The effect of sulfonylurea agents on the incidence of cardiovascular events in patients with diabetes is still controversial. The closure of KATP channels in myocytes under the influence of sulfonylurea leads to the depolarization of the plasma cell membrane, opening of voltage-dependent Ca2+ channels with an increase in the influx of Ca2+ ions into the cell which generates a prolongation of action potential during phase 2 of the action potential or plateau phase. This results in a prolongation of the QT interval in the ECG. The data in the literature on the relationship between the treatment of diabetes with sulfonylureas and QT prolongation are scarce. In a small group of subjects, Najeed and collaborators have found a significant increase in QTc interval (and QT dispersion) after 2 months of treatment with glibenclamide (from 433 ± 24 to 467 ± 24 ms), as opposed to patients receiving treatment with metformin [43].

Influence of female gender on QT prolongation is well established [33]. Normal adult women have longer QT intervals than men, so widely accepted cut-off value for the normal QTc interval is 440 ms for men and 460 ms for women [44]. Moreover, as to heart rate dependence of the QT interval, adult women have longer QT intervals at longer cycle lengths than men [45]. However, electrophysiological substrate for such gender differences is largely unknown.

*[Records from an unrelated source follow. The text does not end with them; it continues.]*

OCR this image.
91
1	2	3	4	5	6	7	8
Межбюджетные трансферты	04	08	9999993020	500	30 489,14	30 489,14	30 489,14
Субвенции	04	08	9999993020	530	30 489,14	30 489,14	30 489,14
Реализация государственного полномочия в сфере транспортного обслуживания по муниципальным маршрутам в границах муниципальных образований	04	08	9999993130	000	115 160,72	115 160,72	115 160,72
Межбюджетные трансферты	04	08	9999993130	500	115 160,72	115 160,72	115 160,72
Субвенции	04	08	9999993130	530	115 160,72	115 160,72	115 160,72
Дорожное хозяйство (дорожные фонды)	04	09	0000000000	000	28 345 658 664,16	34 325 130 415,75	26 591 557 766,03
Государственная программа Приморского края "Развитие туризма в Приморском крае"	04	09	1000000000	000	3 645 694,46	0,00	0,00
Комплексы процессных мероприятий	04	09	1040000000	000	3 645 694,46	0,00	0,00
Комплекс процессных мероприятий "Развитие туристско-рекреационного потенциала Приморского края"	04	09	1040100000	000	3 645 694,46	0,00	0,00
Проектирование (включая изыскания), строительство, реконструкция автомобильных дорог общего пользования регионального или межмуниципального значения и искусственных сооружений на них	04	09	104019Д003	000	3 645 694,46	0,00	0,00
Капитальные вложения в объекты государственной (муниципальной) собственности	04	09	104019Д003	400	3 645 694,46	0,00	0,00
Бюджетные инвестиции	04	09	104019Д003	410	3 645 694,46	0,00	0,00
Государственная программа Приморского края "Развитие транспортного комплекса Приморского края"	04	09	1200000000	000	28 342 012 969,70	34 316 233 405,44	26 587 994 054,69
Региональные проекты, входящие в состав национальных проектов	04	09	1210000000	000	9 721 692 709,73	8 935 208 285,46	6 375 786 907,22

During ischaemia, sympathetic hyperactivity accompanied by an underlying myocardial structural damage is likely to increase the ventricular repolarization duration measured as QT interval on the body surface electrocardiogram. There is strong evidence suggesting the association between QT abnormalities and acute and chronic cardiac ischaemia [46, 47]. Moreover, QT prolongation and QTd can be reduced by successful revascularization [48].

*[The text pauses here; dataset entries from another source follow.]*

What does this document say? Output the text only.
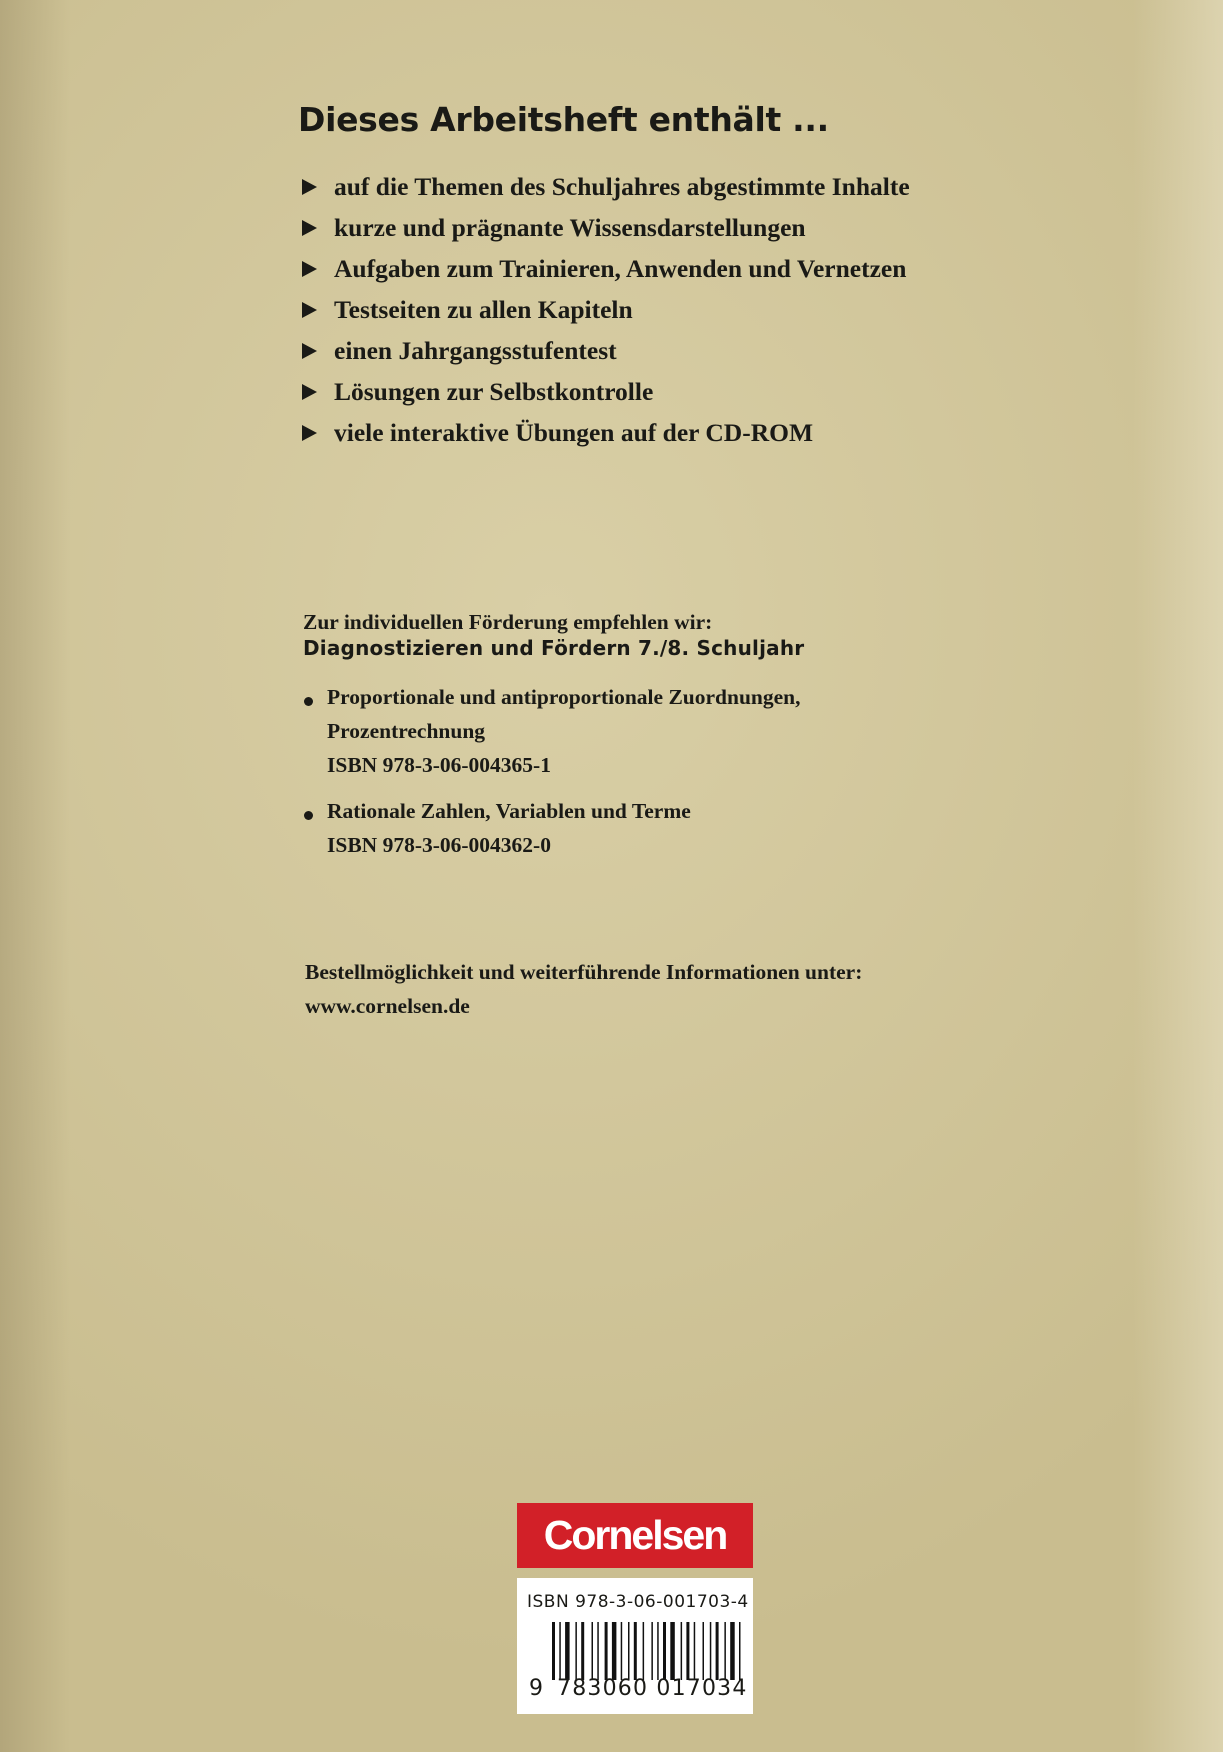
Dieses Arbeitsheft enthält ...
auf die Themen des Schuljahres abgestimmte Inhalte
kurze und prägnante Wissensdarstellungen
Aufgaben zum Trainieren, Anwenden und Vernetzen
Testseiten zu allen Kapiteln
einen Jahrgangsstufentest
Lösungen zur Selbstkontrolle
viele interaktive Übungen auf der CD-ROM
Zur individuellen Förderung empfehlen wir:
Diagnostizieren und Fördern 7./8. Schuljahr
Proportionale und antiproportionale Zuordnungen,
Prozentrechnung
ISBN 978-3-06-004365-1
Rationale Zahlen, Variablen und Terme
ISBN 978-3-06-004362-0
Bestellmöglichkeit und weiterführende Informationen unter:
www.cornelsen.de
Cornelsen
ISBN 978-3-06-001703-4
9 783060 017034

The underlying mechanism during acute ischaemia responsible for the heterogeneity of repolarization (QTd) could be identified on a cellular level as a decrease of the resting membrane potential in the course of acute ischaemia, leading to a cellular uncoupling and a shortening of the action potential duration [49].

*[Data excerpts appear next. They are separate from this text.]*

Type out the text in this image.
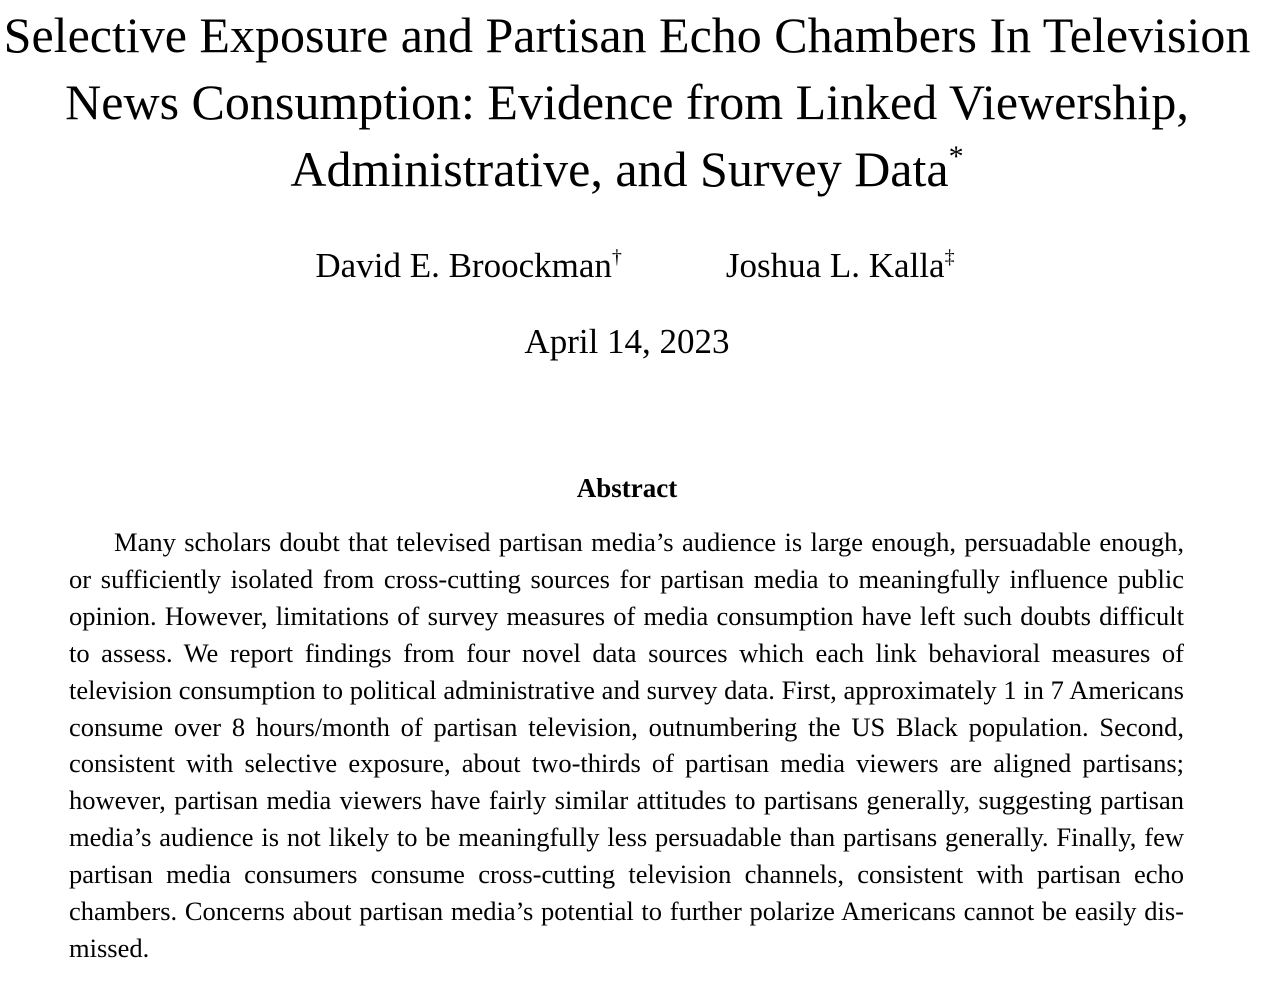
Selective Exposure and Partisan Echo Chambers In Television News Consumption: Evidence from Linked Viewership, Administrative, and Survey Data*
David E. Broockman†	Joshua L. Kalla‡
April 14, 2023
Abstract

Many scholars doubt that televised partisan media’s audience is large enough, persuadable enough, or sufficiently isolated from cross-cutting sources for partisan media to meaningfully influence public opinion. However, limitations of survey measures of media consumption have left such doubts difficult to assess. We report findings from four novel data sources which each link behavioral measures of television consumption to political administrative and survey data. First, approximately 1 in 7 Americans consume over 8 hours/month of partisan television, outnumbering the US Black population. Second, consistent with selective exposure, about two-thirds of partisan media viewers are aligned partisans; however, partisan media viewers have fairly similar attitudes to partisans generally, suggesting partisan media’s audience is not likely to be meaningfully less persuadable than partisans generally. Finally, few partisan media consumers consume cross-cutting television channels, consistent with partisan echo chambers. Concerns about partisan media’s potential to further polarize Americans cannot be easily dismissed.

In chronic ischaemic heart disease, QTd seems to represent the sum of several adverse cardiac abnormalities such as fibrosis, hypertrophy, dilatation, ischaemia and probably, autonomic dysfunction [50]. Obviously, QTd could be considered as a non-invasive marker of potentially lethal underlying cardiac abnormalities—the most important being ischaemia. Our results are in accordance with the findings of these studies and studies that have investigated the association between cardiac ischaemia and repolarization disturbances in patients with type 2 diabetes [20, 29, 35].

Study limitations

The present study is not without limitations. The lack of longitudinal data and follow-up patients’ clinical course prevents generalization of the data and identification of predictors associated with increased morbidity and mortality in patients with type 2 diabetes, and in particular development of potential life-threatening arrhythmias in those with prolonged QTc interval. Only Caucasian patients were included and prevalence and risk factors for prolonged QTc interval and QT dispersion in patients with other ethnic origins remains to be defined.

Conclusion

The prevalence of QT prolongation >440 ms is relatively high (44.1 %), but the prevalence of high-risk QT prolongation (≥500 ms), and QT dispersion >80 ms in patients with type 2 diabetes is low (2 and 3.6 % respectively). The use of sulfonylurea agents in the treatment of diabetes and female gender are reasons for clinically irrelevant QT prolongation in patients with type 2 diabetes. Risk factors for high-risk prolonged QT interval (≥500 ms) are acute hyperglycaemia and history of coronary heart disease. The independent risk factor for prolonged QT dispersion in type 2 diabetes is coronary heart disease.